Ohio is derelict in failing to regulate wild animals
The initial reaction last October to the carnage that resulted when Terry Thompson released 50 wild animals into the countryside near Zanesville before killing himself was horror.
Faced with the oncoming night and the danger that roaming big cats and bears represented, the Muskingum County sheriff gave the only order he could: shoot to kill. And so authorities killed 48 of Thompson’s animals. Six animals found in the cages inside Thompson’s compound were turned over to the Columbus Zoo. One, a leopard, was subsequently killed by a descending door between cages at the zoo.
In the immediate aftermath, Gov. John Kasich took some fire for having allowed to expire an executive order issued by former Gov. Ted Strickland banning the private ownership of big cats, bears and wolves in Ohio. Kasich said Strickland’s executive order was unenforceable, and he may have been right. Unfortunately he was wrong when he predicted that Ohio would have strict and workable legislation governing wild animal ownership in place by the end of the year. Seven months after Muskingum and five months after Kasich’s target, legislation has passed the Senate, but not the House.
And here’s the most distressing part: The delay in getting a bill through the Senate was caused by multiple amendments, virtually all of them weakening the law. Time and again Ohio’s legislators have worried more about protecting the presumed rights of wild-animal fanciers and breeders than the neighbors of wild-animal owners who might fall prey to escaped predators. And scant attention was paid to the welfare of the animals themselves.

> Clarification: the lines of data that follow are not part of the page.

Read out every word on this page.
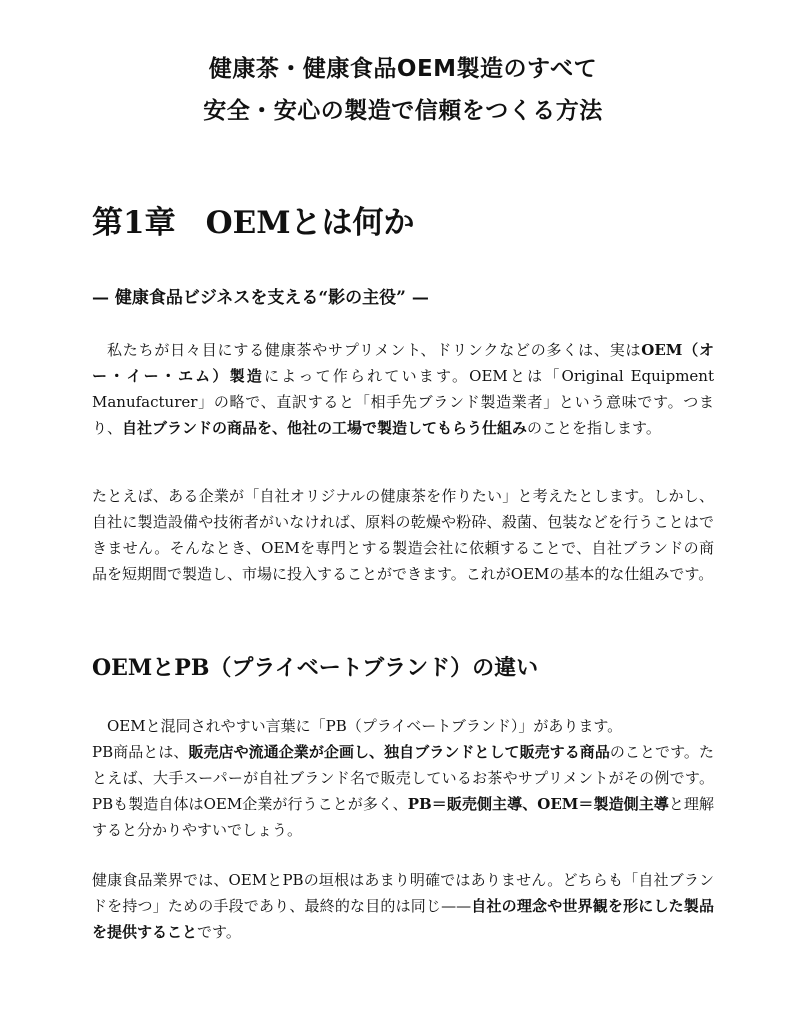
健康茶・健康食品OEM製造のすべて
安全・安心の製造で信頼をつくる方法
第1章 OEMとは何か
— 健康食品ビジネスを支える“影の主役” —

私たちが日々目にする健康茶やサプリメント、ドリンクなどの多くは、実はOEM（オー・イー・エム）製造によって作られています。OEMとは「Original Equipment Manufacturer」の略で、直訳すると「相手先ブランド製造業者」という意味です。つまり、自社ブランドの商品を、他社の工場で製造してもらう仕組みのことを指します。

たとえば、ある企業が「自社オリジナルの健康茶を作りたい」と考えたとします。しかし、自社に製造設備や技術者がいなければ、原料の乾燥や粉砕、殺菌、包装などを行うことはできません。そんなとき、OEMを専門とする製造会社に依頼することで、自社ブランドの商品を短期間で製造し、市場に投入することができます。これがOEMの基本的な仕組みです。

OEMとPB（プライベートブランド）の違い

OEMと混同されやすい言葉に「PB（プライベートブランド）」があります。
PB商品とは、販売店や流通企業が企画し、独自ブランドとして販売する商品のことです。たとえば、大手スーパーが自社ブランド名で販売しているお茶やサプリメントがその例です。PBも製造自体はOEM企業が行うことが多く、PB＝販売側主導、OEM＝製造側主導と理解すると分かりやすいでしょう。

健康食品業界では、OEMとPBの垣根はあまり明確ではありません。どちらも「自社ブランドを持つ」ための手段であり、最終的な目的は同じ——自社の理念や世界観を形にした製品を提供することです。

And here’s the ultimate irony: In less time than it has taken the Legislature to pass a bill limiting the ownership of wild animals, the Ohio Department of Agriculture, which is responsible — to the extent that any state agency is actually responsible — for protecting the public, has decided that the five animals that survived the Muskingum disaster should be returned to the widow of the man who put the whole tragedy in motion.
Marian Thompson retrieved her animals and took them back to Muskingum, and nothing in Ohio law allows state officials to check on their safekeeping. In ordering the release of the animals, the state shifted the burden for monitoring the Muskingum County Animal Farm to local authorities.
But local authorities are virtually powerless. Ron Welch, the county’s assistant prosecuting attorney, told the Associated Press his office made several attempts to persuade Thompson’s attorney to allow an inspector, the sheriff and a humane officer to see the cages at the property before the animals returned. They were denied. The cages could be large enough. Or not. They could be secure enough. Or not.
“Ohio has done everything in its power to keep local officials informed throughout this process to ensure they had as much information as possible in advance of this threat returning to their backyard,” said David Daniels, the state’s agriculture director. Unfortunately, the Legislature did absolutely nothing in its power to give state or local authorities the tools necessary to respond to the threat.
Hanna reacts
In February, Jack Hanna director emeritus of the Columbus Zoo, who has traveled the world introducing live and TV audiences to exotic animals, expressed shock over the Legislature’s delay in taking action and in attempts to water down a state working group’s recommendations for a reasonable law protecting both the public and animals.
“If you knew someone was building a bomb in his basement, wouldn’t you pass a bill to stop him?” Hanna asked editors attending a convention of the Ohio Newspaper Association. There are 200 tigers and lions in Ohio, he said, and some people are buying more, to take advantage of what they rightly presumed would be a grandfather clause allowing anyone owning a wild animal when the law finally passed to keep it.
The answer to Hanna’s bomb question would be no. In Ohio, apparently, the people’s representatives would want to first make sure they protected the rights of the sellers of bomb-making materials and the builders of the bombs.
The General Assembly has been paralyzed by misplaced priorities. People who make up a tiny minority managed to convince legislators that their desire to indulge in an extravagant hobby is more important than common-sense limits on the private ownership of animals that can be accurately described as killing machines.